The exemption provided for in section 24-2(b)(4) is an affirmative defense, and it is the defendant's burden to prove by a preponderance of the evidence that he is entitled to the exemption. (People v. Delk (1981), 96 Ill. App. 3d 891, 902; People v. Staples (1980), 88 Ill. App. 3d 400, 403; see also Ill. Rev. Stat. 1987, ch. 38, par. 24-2(h).) We determine that defendant has failed to prove by a preponderance of the evidence that his handgun was not immediately accessible.
The appellate court has determined that a weapon is not immediately accessible when it is located under a car's hood (People v. Cook (1977), 46 Ill. App. 3d 511), locked in a car's trunk (People v. Reed (1979), 72 Ill. App. 3d 405), or locked in a storage box of a truck (People v. Staples (1980), 88 Ill. App. 3d 400). Other appellate decisions, however, have held that even though a weapon was located under the front seat of a car, it was not immediately accessible where the defendant was very stout and the car was very small and compact. (See People v. Liss (1950), 406 Ill. 419; People v. Adams (1962), 73 Ill. App. 2d 1.) In our opinion, the case which most closely parallels the factual situation present here is People v. Johnson (1977), 49 Ill. App. 3d 567.
In Johnson, the defendant was a passenger in a car which was stopped by the police for speeding. As one of the officers approached the vehicle, he noticed a pistol in a holster on the rear seat of the car which belonged to the defendant. (Johnson, 49 Ill. App. 3d at 568.) In affirming the defendant's conviction for unlawful use of weapons, the court noted that it would have been very easy for the defendant to reach into the backseat to pick up the pistol if he so desired. Johnson, 49 Ill. App. 3d at 569.

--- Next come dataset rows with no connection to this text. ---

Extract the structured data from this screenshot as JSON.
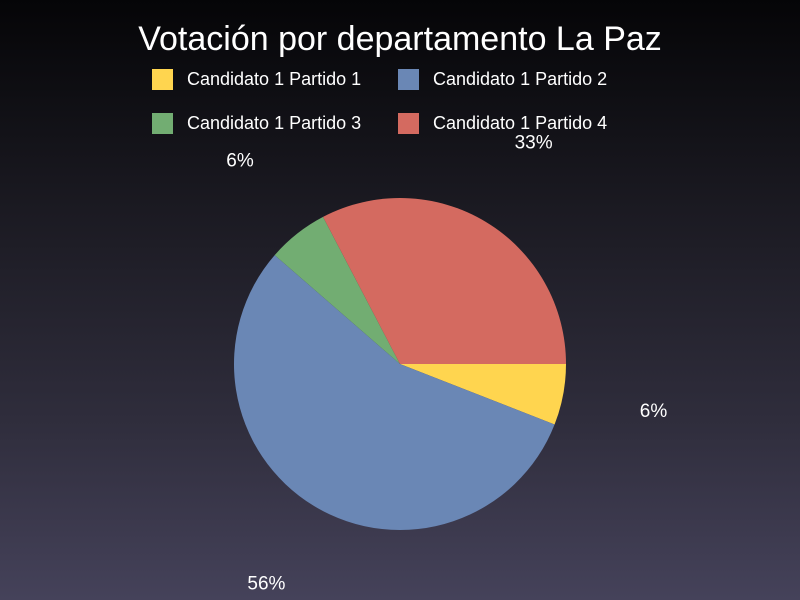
{
  "chart_data": {
    "type": "pie",
    "title": "Votación por departamento La Paz",
    "legend_position": "top",
    "slices": [
      {
        "name": "Candidato 1 Partido 1",
        "value": 6,
        "label": "6%",
        "color": "#ffd54f"
      },
      {
        "name": "Candidato 1 Partido 2",
        "value": 56,
        "label": "56%",
        "color": "#6a87b5"
      },
      {
        "name": "Candidato 1 Partido 3",
        "value": 6,
        "label": "6%",
        "color": "#72ad72"
      },
      {
        "name": "Candidato 1 Partido 4",
        "value": 33,
        "label": "33%",
        "color": "#d46a60"
      }
    ]
  }
}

Like the defendant in Johnson, defendant here could have easily retrieved his handgun from the rear seat of his car. The only deterrent which prevented defendant from retrieving the gun was the athletic bag's zipper. While it might have been somewhat more difficult for defendant to access the handgun when driving, we do not consider such difficulty so great to entitle defendant to a section 24 -- 2(b)(4) exemption. More importantly, if defendant had stopped his car, he could have immediately accessed his handgun. To access the gun, defendant did not have to leave the driver's seat of his car or penetrate a locked compartment.
Furthermore, we fail to discern the significance of the fact that the police pried open his glove compartment to retrieve the gun. Defendant admitted that while he was driving to target practice, the gun was located in an athletic bag on the backseat of his car. Where defendant placed the gun subsequent to the accident is irrelevant. We conclude that defendant failed to prove that he was entitled to a section 24 -- 2(b)(4) exemption by a preponderance of the evidence, and we affirm defendant's convictions.
The judgment of the circuit court of Lake County is affirmed.